Prinsip tes : asam hialuronat dalam cairan sendi menentukan viskositas cairan.
Alat : spuit atau semprit tanpa jarum.
Analitik
Cara kerja :
1. Dihisap sampel ke dalam spuit atau semprit tanpa jarum.
2. Diteteskan sampel ke luar dari spuit tersebut.
3. Diukur panjang tetesan. Atau diambil sampel dengan jari telunjuk,
direntangkan antara jari telunjuk dan ibu jari.
4. Hitung panjang rentangan.
5. Nilai rujukan : panjangnya tanpa putus 4-6 cm disebut viskositas tinggi.
Pasca analitik
Interpretasi :
non inflamatorik Viskositas tinggi.
Viskositas menurun (< inflamatorik akut dan septik) hemoragik Viskositas
bervariasi (Gandasoebrata,2006).
b. Mikroskopis
Cairan sendi diperiksa seperti cairan tubuh yang lain dengan cara membuat
sediaan apus yang dipulas Giemsa atau Wright. Dalam keadaan normal leukosit
berinti segment kurang dari 25% dari semua jenis sel yang ada dalam cairan sendi.

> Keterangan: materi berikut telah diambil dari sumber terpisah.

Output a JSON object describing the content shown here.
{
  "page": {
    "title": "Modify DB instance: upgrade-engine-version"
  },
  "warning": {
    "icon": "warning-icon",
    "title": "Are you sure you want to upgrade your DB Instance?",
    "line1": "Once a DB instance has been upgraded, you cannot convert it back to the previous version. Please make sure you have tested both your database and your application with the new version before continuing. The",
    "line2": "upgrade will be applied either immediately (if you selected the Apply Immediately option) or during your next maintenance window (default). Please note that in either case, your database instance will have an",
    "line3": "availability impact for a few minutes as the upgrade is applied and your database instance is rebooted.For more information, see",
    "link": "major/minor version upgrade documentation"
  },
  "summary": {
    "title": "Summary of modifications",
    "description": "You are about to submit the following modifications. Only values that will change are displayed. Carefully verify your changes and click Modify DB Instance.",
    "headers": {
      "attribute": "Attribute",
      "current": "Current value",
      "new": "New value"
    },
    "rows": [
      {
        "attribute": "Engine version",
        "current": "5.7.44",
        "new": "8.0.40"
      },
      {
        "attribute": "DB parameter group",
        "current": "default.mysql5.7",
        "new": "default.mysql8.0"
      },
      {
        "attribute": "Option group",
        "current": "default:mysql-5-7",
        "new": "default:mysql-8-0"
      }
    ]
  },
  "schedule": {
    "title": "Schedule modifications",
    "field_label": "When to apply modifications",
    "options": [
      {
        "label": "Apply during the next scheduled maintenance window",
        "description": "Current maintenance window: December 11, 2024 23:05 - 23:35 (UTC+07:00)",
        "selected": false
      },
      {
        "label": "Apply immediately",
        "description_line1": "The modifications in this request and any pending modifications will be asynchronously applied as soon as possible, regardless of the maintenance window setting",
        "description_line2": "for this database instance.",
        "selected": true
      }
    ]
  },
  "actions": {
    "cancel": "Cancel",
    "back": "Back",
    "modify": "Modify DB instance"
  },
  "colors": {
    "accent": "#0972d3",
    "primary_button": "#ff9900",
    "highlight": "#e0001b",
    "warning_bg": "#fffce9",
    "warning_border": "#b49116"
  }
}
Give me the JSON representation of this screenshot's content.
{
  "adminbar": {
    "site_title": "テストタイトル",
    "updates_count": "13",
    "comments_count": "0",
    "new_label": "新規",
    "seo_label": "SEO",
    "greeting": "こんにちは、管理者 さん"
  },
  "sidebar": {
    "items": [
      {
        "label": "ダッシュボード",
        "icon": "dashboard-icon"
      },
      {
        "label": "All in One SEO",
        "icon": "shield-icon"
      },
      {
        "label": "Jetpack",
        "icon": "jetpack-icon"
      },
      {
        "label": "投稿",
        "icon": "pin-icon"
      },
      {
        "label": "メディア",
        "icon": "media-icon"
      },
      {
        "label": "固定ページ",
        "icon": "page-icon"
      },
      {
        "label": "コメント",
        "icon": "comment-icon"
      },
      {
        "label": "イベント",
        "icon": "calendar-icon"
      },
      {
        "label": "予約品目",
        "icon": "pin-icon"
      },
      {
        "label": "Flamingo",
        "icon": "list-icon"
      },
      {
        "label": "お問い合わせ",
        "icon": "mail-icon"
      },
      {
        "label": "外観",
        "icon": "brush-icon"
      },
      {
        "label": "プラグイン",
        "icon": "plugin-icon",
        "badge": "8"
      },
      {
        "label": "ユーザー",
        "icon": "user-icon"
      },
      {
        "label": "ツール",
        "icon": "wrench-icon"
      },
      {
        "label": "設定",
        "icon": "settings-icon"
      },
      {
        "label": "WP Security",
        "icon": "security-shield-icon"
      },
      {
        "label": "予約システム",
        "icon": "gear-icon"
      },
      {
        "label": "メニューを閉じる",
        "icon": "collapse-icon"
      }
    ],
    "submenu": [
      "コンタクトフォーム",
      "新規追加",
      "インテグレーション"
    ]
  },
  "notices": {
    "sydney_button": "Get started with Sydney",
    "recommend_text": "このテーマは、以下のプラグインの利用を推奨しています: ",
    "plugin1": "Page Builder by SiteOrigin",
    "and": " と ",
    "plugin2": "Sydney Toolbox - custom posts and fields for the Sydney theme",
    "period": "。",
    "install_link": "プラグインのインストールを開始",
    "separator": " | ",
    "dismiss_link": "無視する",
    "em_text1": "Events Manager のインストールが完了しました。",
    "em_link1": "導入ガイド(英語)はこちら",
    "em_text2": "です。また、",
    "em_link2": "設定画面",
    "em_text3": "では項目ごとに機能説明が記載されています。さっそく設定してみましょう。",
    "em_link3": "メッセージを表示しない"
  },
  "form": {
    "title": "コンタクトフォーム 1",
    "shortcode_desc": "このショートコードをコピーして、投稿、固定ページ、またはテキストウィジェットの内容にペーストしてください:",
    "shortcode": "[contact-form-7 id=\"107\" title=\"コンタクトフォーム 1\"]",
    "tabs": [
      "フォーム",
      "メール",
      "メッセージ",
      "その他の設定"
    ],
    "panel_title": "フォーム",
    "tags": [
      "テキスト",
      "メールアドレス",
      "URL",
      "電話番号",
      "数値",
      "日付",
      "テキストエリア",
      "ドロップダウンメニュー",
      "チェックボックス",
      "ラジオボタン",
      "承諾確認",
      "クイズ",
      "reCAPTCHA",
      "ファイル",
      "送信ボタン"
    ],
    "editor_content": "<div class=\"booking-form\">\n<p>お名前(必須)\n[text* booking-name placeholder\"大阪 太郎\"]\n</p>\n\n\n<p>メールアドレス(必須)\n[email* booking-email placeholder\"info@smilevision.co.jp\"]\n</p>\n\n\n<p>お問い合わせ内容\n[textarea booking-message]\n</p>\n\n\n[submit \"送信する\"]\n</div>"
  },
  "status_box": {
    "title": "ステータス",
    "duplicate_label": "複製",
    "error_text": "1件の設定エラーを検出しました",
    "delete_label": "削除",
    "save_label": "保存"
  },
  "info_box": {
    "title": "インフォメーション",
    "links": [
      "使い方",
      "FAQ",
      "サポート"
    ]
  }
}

Semakin tinggi angka itu, maka semakin akut keadaan patologis. Dalam praktikum
ini hanya dilakukan pengamatan terhadap Kristal-kristal yang terdapat dalam cairan
sendi tersebut.
Pre analitik
Persiapan pasien : tidak diperlukan persiapan khusus.

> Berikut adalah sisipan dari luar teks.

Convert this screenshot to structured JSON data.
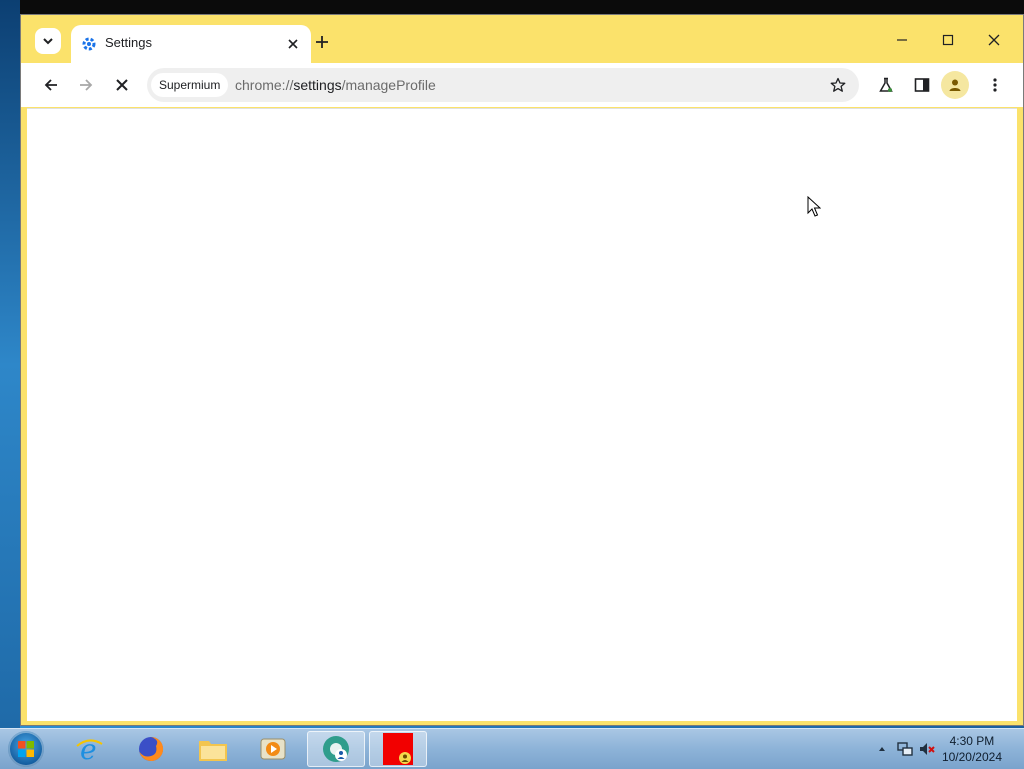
{
  "browser": {
    "tab": {
      "title": "Settings"
    },
    "omnibox": {
      "chip": "Supermium",
      "url_scheme": "chrome://",
      "url_host": "settings",
      "url_path": "/manageProfile"
    }
  },
  "colors": {
    "frame": "#fbe26b",
    "toolbar": "#ffffff",
    "omnibox": "#efefef",
    "taskbar": "#8db3d8"
  },
  "icons": {
    "tab_search": "chevron-down-icon",
    "tab_favicon": "settings-gear-icon",
    "tab_close": "close-icon",
    "new_tab": "plus-icon",
    "minimize": "minimize-icon",
    "maximize": "maximize-icon",
    "close": "close-icon",
    "back": "back-arrow-icon",
    "forward": "forward-arrow-icon",
    "stop": "stop-icon",
    "bookmark": "star-icon",
    "labs": "flask-icon",
    "side_panel": "side-panel-icon",
    "profile": "avatar-icon",
    "menu": "kebab-menu-icon"
  },
  "taskbar": {
    "clock_time": "4:30 PM",
    "clock_date": "10/20/2024",
    "apps": [
      "internet-explorer",
      "firefox",
      "file-explorer",
      "media-player",
      "supermium",
      "red-app"
    ]
  }
}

Persiapan sampel : sampel disentrifus terlebih dahulu.
Prinsip tes : jenis kristal tergantung jenis kelainan.
Analitik
Cara kerja :
1. Diteteskan satu sampai dua tetes cairan sendi yang telah disentrifus diatas
objek glass dan ditutup dengan cover glass.

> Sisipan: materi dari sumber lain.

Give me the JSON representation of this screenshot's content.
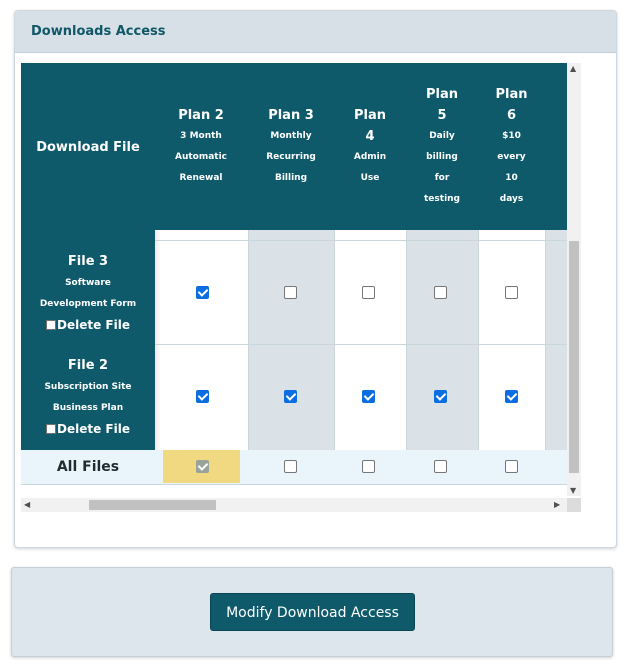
{
  "panel": {
    "title": "Downloads Access"
  },
  "table": {
    "corner_header": "Download File",
    "plans": [
      {
        "title": "Plan 2",
        "desc": [
          "3 Month",
          "Automatic",
          "Renewal"
        ]
      },
      {
        "title": "Plan 3",
        "desc": [
          "Monthly",
          "Recurring",
          "Billing"
        ]
      },
      {
        "title": [
          "Plan",
          "4"
        ],
        "desc": [
          "Admin",
          "Use"
        ]
      },
      {
        "title": [
          "Plan",
          "5"
        ],
        "desc": [
          "Daily",
          "billing",
          "for",
          "testing"
        ]
      },
      {
        "title": [
          "Plan",
          "6"
        ],
        "desc": [
          "$10",
          "every",
          "10",
          "days"
        ]
      }
    ],
    "rows": [
      {
        "name": "File 3",
        "desc": [
          "Software",
          "Development Form"
        ],
        "delete_label": "Delete File",
        "checks": [
          true,
          false,
          false,
          false,
          false
        ]
      },
      {
        "name": "File 2",
        "desc": [
          "Subscription Site",
          "Business Plan"
        ],
        "delete_label": "Delete File",
        "checks": [
          true,
          true,
          true,
          true,
          true
        ]
      }
    ],
    "all_files": {
      "label": "All Files",
      "checks": [
        true,
        false,
        false,
        false,
        false
      ]
    }
  },
  "footer": {
    "button_label": "Modify Download Access"
  },
  "colors": {
    "header_bg": "#0e5a6b",
    "shade_col": "#dae2e8",
    "all_row_bg": "#eaf4fb",
    "highlight": "#f0d980",
    "check_on": "#0a6ee0"
  }
}
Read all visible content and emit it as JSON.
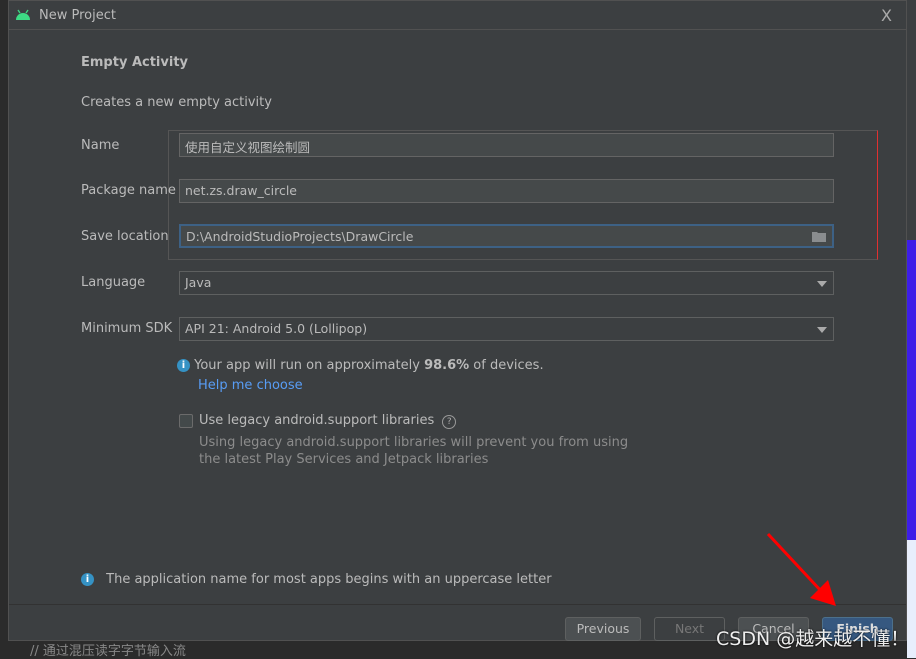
{
  "window": {
    "title": "New Project",
    "close_label": "X"
  },
  "template": {
    "heading": "Empty Activity",
    "description": "Creates a new empty activity"
  },
  "form": {
    "name": {
      "label": "Name",
      "value": "使用自定义视图绘制圆"
    },
    "package": {
      "label": "Package name",
      "value": "net.zs.draw_circle"
    },
    "location": {
      "label": "Save location",
      "value": "D:\\AndroidStudioProjects\\DrawCircle"
    },
    "language": {
      "label": "Language",
      "value": "Java"
    },
    "min_sdk": {
      "label": "Minimum SDK",
      "value": "API 21: Android 5.0 (Lollipop)"
    }
  },
  "sdk_info": {
    "prefix": "Your app will run on approximately ",
    "percent": "98.6%",
    "suffix": " of devices.",
    "help_link": "Help me choose"
  },
  "legacy": {
    "label": "Use legacy android.support libraries",
    "checked": false,
    "desc1": "Using legacy android.support libraries will prevent you from using",
    "desc2": "the latest Play Services and Jetpack libraries"
  },
  "footer_info": "The application name for most apps begins with an uppercase letter",
  "buttons": {
    "previous": "Previous",
    "next": "Next",
    "cancel": "Cancel",
    "finish": "Finish"
  },
  "watermark": "CSDN @越来越不懂！",
  "background_text": "// 通过混压读字字节输入流",
  "colors": {
    "accent": "#365880",
    "android": "#3ddc84",
    "annotation": "#ff0000"
  }
}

2. Diperiksa dengan mikroskop lensa objektif 10x dan 40x.
3. Nilai rujukan : tidak ditemukan kristal dalam cairan sendi.
Pasca analitik
Interpretasi :
Kristal monosodium urat (MSU) ditemukan pada artritis gout.
Calcium pyrophosphate dihydrate (CPPD) yang ditemukan pada kondro-
kalsinosis (pseudogout).
Calcium hydroxyapatite (HA) terdapat pada calcific periarthritis dan tendenitis.
Kristal kolesterol ditemukan pada artritis rematoid.
Dalam praktikum yang dilakukan ditemukan Kristal monosodium urat.
Kristal ini biasanya ditemukan pada penyakit Gout artritis. Gout artritis yaitu
gangguan persendian akibat kegagalan metabolisme asam urat. Asam urat yang
tinggi dalam darah diangkut dan ditimbun dalam sendi yang kecil, biasanya pada jari-
jari tangan. Akibatnya ujung-ujung ruas jari tangan membesar.
VIII. Simpulan
Berdasarkan praktikum yang telah dilakukan mengenai pemeriksaan
makroskopis, kimia dan mikroskopis cairan sendi diperoleh hasi yaitu ditemukannya
kristal monosodium urate pada pemeriksaan mikroskopis. Jadi, sesuai dengan sampel
cairan sendi yang diperiksa, pasien kemungkinan mengalami atritis gout.
DAFTAR PUSTAKA
DGD. DHARMA SANTHI DAP. RASMIKA DEWI AAN. SANTA AP. 2016. Penuntun
praktikum kimia klinik urinalisis dan cairan tubuh. Fakultas Kedokteran Udayana
Zier, B., Erb, G., Berman A, Synder S. 2004. Buku Ajar Keperawatan Klinis Eds 5.
Jakarta : EGC.
zier, B., Erb, G., Berman A., Snyder S. 2004. Buku Ajar Keperawatan Klinis Eds 5.
Jakarta : EGC.
Sloane et all. (2004). Anatomi dan fisiologi untuk pemula. Jakarta : EGC.
Smeltzer, C.S., Bare, G.B., (2001). Buku ajar keperawatan medical bedah Brunner&
Suddarth, Edisi 8, Volume 3, Penerbit EGC, Jakarta.